Aside from dressing up the display (taking up room is more like it) there is little use for a signal strength indicator (“S” meter) unless it is accurate. Admittedly this implementation is not accurate, merely a nod to the notion. That said, it does work as well as a few “store-bought” rigs that I have used. Since it is simple and easy, I will pass it on for what it's worth.
Just three components, none critical. I ran a lead from the “hot” side of the volume control through a diode to an available analog port on the Nano® and paralleled a 0.1uF capacitor with a 4.7 Megohm resistor from that port to ground. The diode can be a silicon switching diode like a 1N914 or 1N4148 but a germanium like a 1N34A will work better for the lower strength levels.

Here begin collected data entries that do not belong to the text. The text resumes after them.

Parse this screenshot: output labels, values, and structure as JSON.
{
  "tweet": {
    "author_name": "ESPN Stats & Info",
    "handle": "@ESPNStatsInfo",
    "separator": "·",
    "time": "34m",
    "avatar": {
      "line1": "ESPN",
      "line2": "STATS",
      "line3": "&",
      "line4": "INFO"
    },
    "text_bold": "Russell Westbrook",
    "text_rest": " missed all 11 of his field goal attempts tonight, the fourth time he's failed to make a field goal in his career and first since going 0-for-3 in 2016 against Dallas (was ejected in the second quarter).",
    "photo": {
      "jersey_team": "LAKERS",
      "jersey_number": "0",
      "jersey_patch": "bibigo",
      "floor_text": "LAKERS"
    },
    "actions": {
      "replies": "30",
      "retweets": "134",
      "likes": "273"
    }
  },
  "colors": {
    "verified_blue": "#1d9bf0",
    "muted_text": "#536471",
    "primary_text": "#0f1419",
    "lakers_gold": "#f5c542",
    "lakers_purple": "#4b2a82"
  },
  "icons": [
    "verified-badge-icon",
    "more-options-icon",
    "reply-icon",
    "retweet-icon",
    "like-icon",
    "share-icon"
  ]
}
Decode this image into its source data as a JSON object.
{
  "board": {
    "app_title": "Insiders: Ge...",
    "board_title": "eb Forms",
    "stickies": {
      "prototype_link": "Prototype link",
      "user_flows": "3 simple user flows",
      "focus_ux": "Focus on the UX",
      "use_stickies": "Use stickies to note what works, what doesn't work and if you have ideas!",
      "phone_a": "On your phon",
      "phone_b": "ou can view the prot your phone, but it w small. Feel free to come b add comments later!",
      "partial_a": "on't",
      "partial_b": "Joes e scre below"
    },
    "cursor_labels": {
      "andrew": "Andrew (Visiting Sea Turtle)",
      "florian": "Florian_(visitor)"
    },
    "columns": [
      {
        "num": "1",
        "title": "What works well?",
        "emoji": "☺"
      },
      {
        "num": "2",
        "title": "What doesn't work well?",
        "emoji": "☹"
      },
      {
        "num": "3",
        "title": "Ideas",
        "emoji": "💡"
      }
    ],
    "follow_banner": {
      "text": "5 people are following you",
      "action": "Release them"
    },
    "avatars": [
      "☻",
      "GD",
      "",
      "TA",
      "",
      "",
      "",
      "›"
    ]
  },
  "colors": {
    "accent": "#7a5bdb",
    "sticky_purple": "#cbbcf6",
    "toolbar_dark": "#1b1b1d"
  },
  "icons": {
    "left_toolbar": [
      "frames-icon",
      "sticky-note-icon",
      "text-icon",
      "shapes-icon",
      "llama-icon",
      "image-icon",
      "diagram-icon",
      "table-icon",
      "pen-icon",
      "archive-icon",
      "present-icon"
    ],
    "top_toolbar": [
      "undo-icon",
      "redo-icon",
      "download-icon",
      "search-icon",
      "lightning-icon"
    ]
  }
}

The reason for the inaccuracy is primarily due to lack of the usual AGC circuitry. Normally one just measures the AGC voltage and scales it to suit. This mod is simply using the detected audio and then using a short-period peak hold circuit to feed the micro-controller. If you decide to add any of the AGC projects at this site (like this one then you can implement an exceptionally accurate measurement.
Examples of software implementations can be found in the "Tuning Methods" pages here (EZall.ino) and here (B40all.ino). I avoided a bar-graph display since it is infrequently updated to avoid noise in some installations and since the minimalist 16 character 2 line display quickly runs out of room!
Here’s a method that will allow you to have both a signal strength meter and a rudimentary output power meter and it only needs one Arduino pin! “Rudimentary” because, unlike the Stockton bridge described here, this simple circuit relies upon a good impedance at the test point. However, this can be an advantage! What you really want a power monitor for is to not only see if you are transmitting at the power level that you want but it would be nice to see if something has changed in your antenna system! This gadget will do just that. If you see the power suddenly increase (or decrease) then you can be sure that something is different and you can then pursue it.
A simple 22 kilohm ¼ watt resistor reduces the signal level and insures that it will not load the RF output any measurable amount. A 1 nanoFarad capacitor (any voltage) then passes that RF sample to the diode detector to create a DC voltage, proportional to the RF power, to be filtered and delivered to the Raduino for processing and display.